Outward

Arkansas Passed Rabidly Anti-Gay Legislation. So What!

The Arkansas bill is vile, but it’s clearly unconstitutional.

Photo by MyImages-Micha/Shutterstock

It’s terrible! The Arkansas Senate has passed a bill that would prohibit towns and municipalities from making laws that protect LGBTQ people from discrimination. If this law is allowed to stand, it will have consequences far beyond the protections, or lack thereof, for queers in certain towns and cities that seek to shield them from being fired from their jobs or otherwise discriminated against—it would strike a blow at their very ability to organize and to participate in the democratic process.

That’s why the Supreme Court made such laws unconstitutional nearly 20 years ago, in Romer v. Evans, which ruled that Colorado couldn’t prevent municipalities from passing nondiscrimination ordinances to protect gays in their borders. There is no reasonable reading of the current legal climate that suggests the Romer decision will be revisited, much less that it could possibly be overturned. While it’s true that the Arkansas legislature drafted its law in a way that differs superficially from the law the court struck down in Romer, by banning municipalities from protecting classes that state law has not protected, the results are identical because gays are the only class this would apply to. That means the overwhelming likelihood is that the law would not withstand a legal challenge. The Arkansas law is functionally DOA. The only question is how much time will pass before it’s found to be unconstitutional, and how many gay Arkansans, if any, it will negatively impact before that happens. While this may be a temporary worry for that community, the fact is that this law’s ability to harm gays is severely limited by both time and geography.
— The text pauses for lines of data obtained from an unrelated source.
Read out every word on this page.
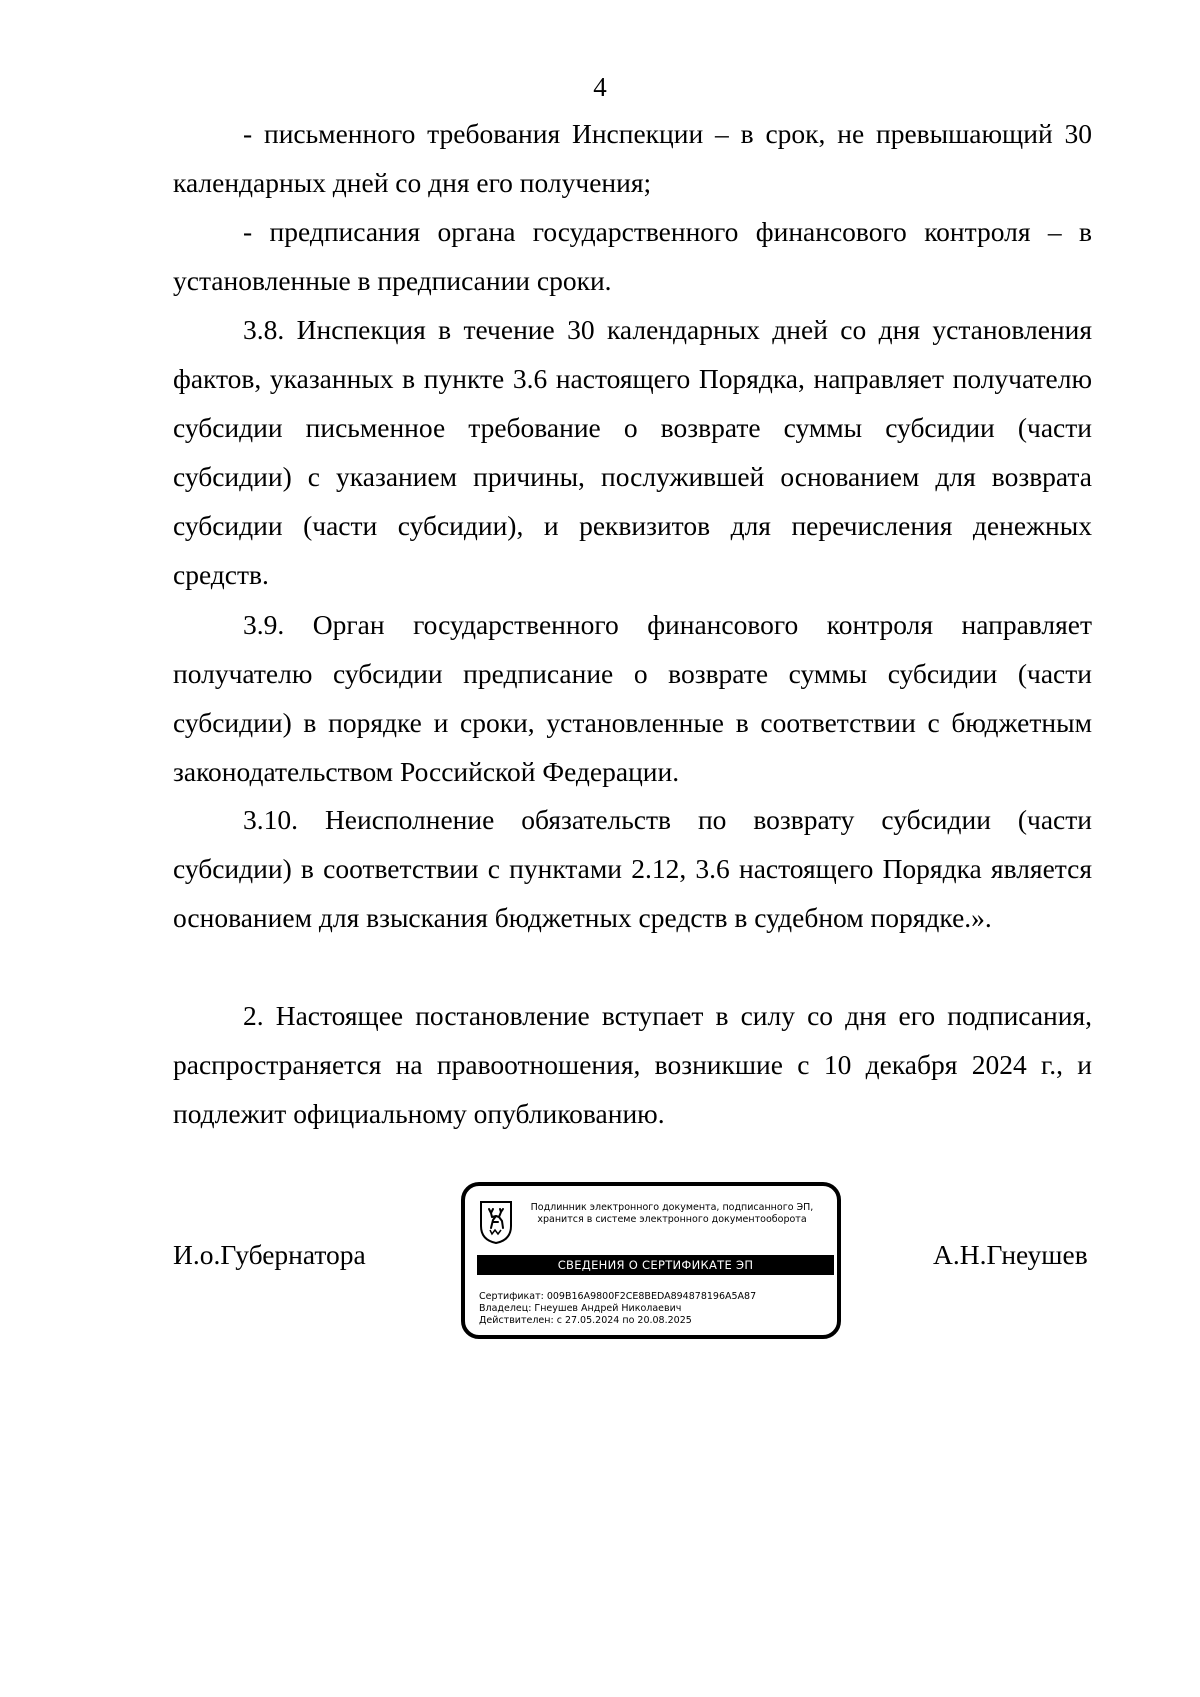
4

- письменного требования Инспекции – в срок, не превышающий 30 календарных дней со дня его получения;

- предписания органа государственного финансового контроля – в установленные в предписании сроки.

3.8. Инспекция в течение 30 календарных дней со дня установления фактов, указанных в пункте 3.6 настоящего Порядка, направляет получателю субсидии письменное требование о возврате суммы субсидии (части субсидии) с указанием причины, послужившей основанием для возврата субсидии (части субсидии), и реквизитов для перечисления денежных средств.

3.9. Орган государственного финансового контроля направляет получателю субсидии предписание о возврате суммы субсидии (части субсидии) в порядке и сроки, установленные в соответствии с бюджетным законодательством Российской Федерации.

3.10. Неисполнение обязательств по возврату субсидии (части субсидии) в соответствии с пунктами 2.12, 3.6 настоящего Порядка является основанием для взыскания бюджетных средств в судебном порядке.».

2. Настоящее постановление вступает в силу со дня его подписания, распространяется на правоотношения, возникшие с 10 декабря 2024 г., и подлежит официальному опубликованию.

И.о.Губернатора

Подлинник электронного документа, подписанного ЭП,

хранится в системе электронного документооборота

СВЕДЕНИЯ О СЕРТИФИКАТЕ ЭП

Сертификат: 009B16A9800F2CE8BEDA894878196A5A87

Владелец: Гнеушев Андрей Николаевич

Действителен: с 27.05.2024 по 20.08.2025

А.Н.Гнеушев
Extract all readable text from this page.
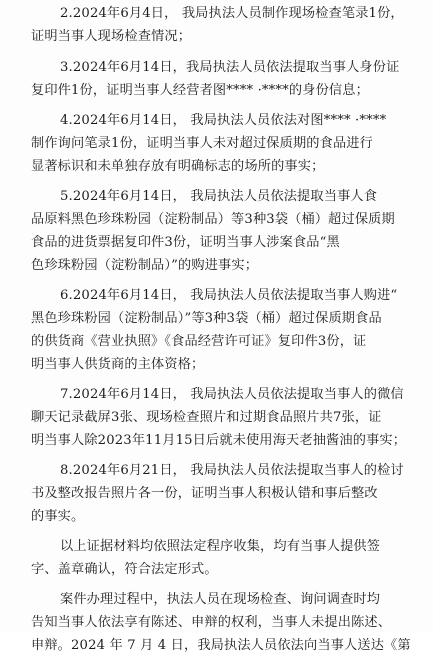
2.2024年6月4日， 我局执法人员制作现场检查笔录1份，
证明当事人现场检查情况；
3.2024年6月14日，我局执法人员依法提取当事人身份证
复印件1份，证明当事人经营者图**** ·****的身份信息；
4.2024年6月14日， 我局执法人员依法对图**** ·****
制作询问笔录1份，证明当事人未对超过保质期的食品进行
显著标识和未单独存放有明确标志的场所的事实；
5.2024年6月14日， 我局执法人员依法提取当事人食
品原料黑色珍珠粉园（淀粉制品）等3种3袋（桶）超过保质期
食品的进货票据复印件3份，证明当事人涉案食品“黑
色珍珠粉园（淀粉制品）”的购进事实；
6.2024年6月14日， 我局执法人员依法提取当事人购进“
黑色珍珠粉园（淀粉制品）”等3种3袋（桶）超过保质期食品
的供货商《营业执照》《食品经营许可证》复印件3份，证
明当事人供货商的主体资格；
7.2024年6月14日， 我局执法人员依法提取当事人的微信
聊天记录截屏3张、现场检查照片和过期食品照片共7张，证
明当事人除2023年11月15日后就未使用海天老抽酱油的事实；
8.2024年6月21日， 我局执法人员依法提取当事人的检讨
书及整改报告照片各一份，证明当事人积极认错和事后整改
的事实。
以上证据材料均依照法定程序收集，均有当事人提供签
字、盖章确认，符合法定形式。
案件办理过程中，执法人员在现场检查、询问调查时均
告知当事人依法享有陈述、申辩的权利，当事人未提出陈述、
申辩。2024 年 7 月 4 日，我局执法人员依法向当事人送达《第
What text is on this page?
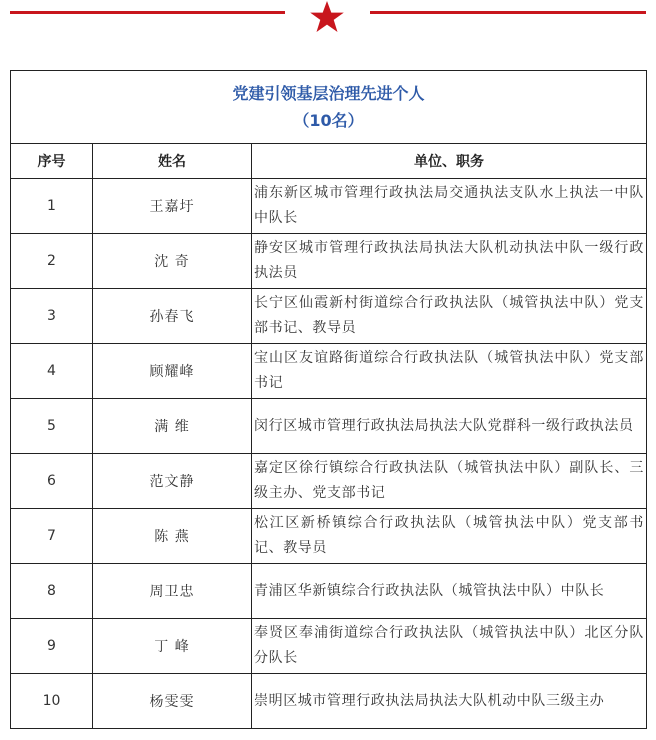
党建引领基层治理先进个人
（10名）		

序号	姓名	单位、职务
1	王嘉圩	浦东新区城市管理行政执法局交通执法支队水上执法一中队中队长
2	沈 奇	静安区城市管理行政执法局执法大队机动执法中队一级行政执法员
3	孙春飞	长宁区仙霞新村街道综合行政执法队（城管执法中队）党支部书记、教导员
4	顾耀峰	宝山区友谊路街道综合行政执法队（城管执法中队）党支部书记
5	满 维	闵行区城市管理行政执法局执法大队党群科一级行政执法员
6	范文静	嘉定区徐行镇综合行政执法队（城管执法中队）副队长、三级主办、党支部书记
7	陈 燕	松江区新桥镇综合行政执法队（城管执法中队）党支部书记、教导员
8	周卫忠	青浦区华新镇综合行政执法队（城管执法中队）中队长
9	丁 峰	奉贤区奉浦街道综合行政执法队（城管执法中队）北区分队分队长
10	杨雯雯	崇明区城市管理行政执法局执法大队机动中队三级主办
The similarity this new law bears to a much older, settled case might seem like an important thing for readers to be made aware of in the coverage of this legislation. But articles have largely omitted this important context (or slipped it in near the end of the story, almost as an afterthought), allowing it to seem as though this is a pressing matter of LGBTQ equality, rather than a case of mostly toothless political grandstanding by anti-gay legislators.

The lack of context in media coverage of stories relating to the LGBTQ community (particularly in cases where it makes the stakes of a story seem more urgent), is hardly a new phenomenon. Often it’s even more egregious than this—at least the Arkansas bill was actually passed by that state’s Senate. Not so in the case of the infamous “Don’t Say Gay Bill” in Tennessee. Not only was that proposed legislation never actually passed, the lone state representative behind the bill was so unpopular, he was eventually defeated in a Republican primary.

Liberal and conservative politicians alike are guilty of proposing legislation they cannot pass in order to play to their bases. Sometimes, this can even have positive results, prompting new conversations and serving as a starting point for negotiations—but news coverage ought not to treat symbolic conversation starters as if they were real laws, or unconstitutional power grabs by state legislatures as if they are potentially legitimate. Advocacy groups also promote these legislative tempests-in-teapots to keep the public’s attention on their issue—this is their job, but it doesn’t mean the media should report each manufactured outrage.

Among politicians, activists, and the media, only the media is tasked with informing the public. In an environment of shrinking budgets and the relentless pressure of deadlines, reporters may cut corners, reporting on the actions of politicians or the press releases of activist groups without fully investigating such stories before they run them—or perhaps some do so cynically, in order to drive traffic. Whatever the cause, it’s essential to provide context that allows the public to understand the stakes. News consumers need to know the difference between policies that could have a real impact on LGBTQ workers and ones that never stood a chance of passing or of being found constitutional. Too often, readers and viewers have no way to know which stories are truly urgent and which aren’t. If we journalists must cover the latter, let’s at least make it clear what the stakes really are, and whether there actually are any.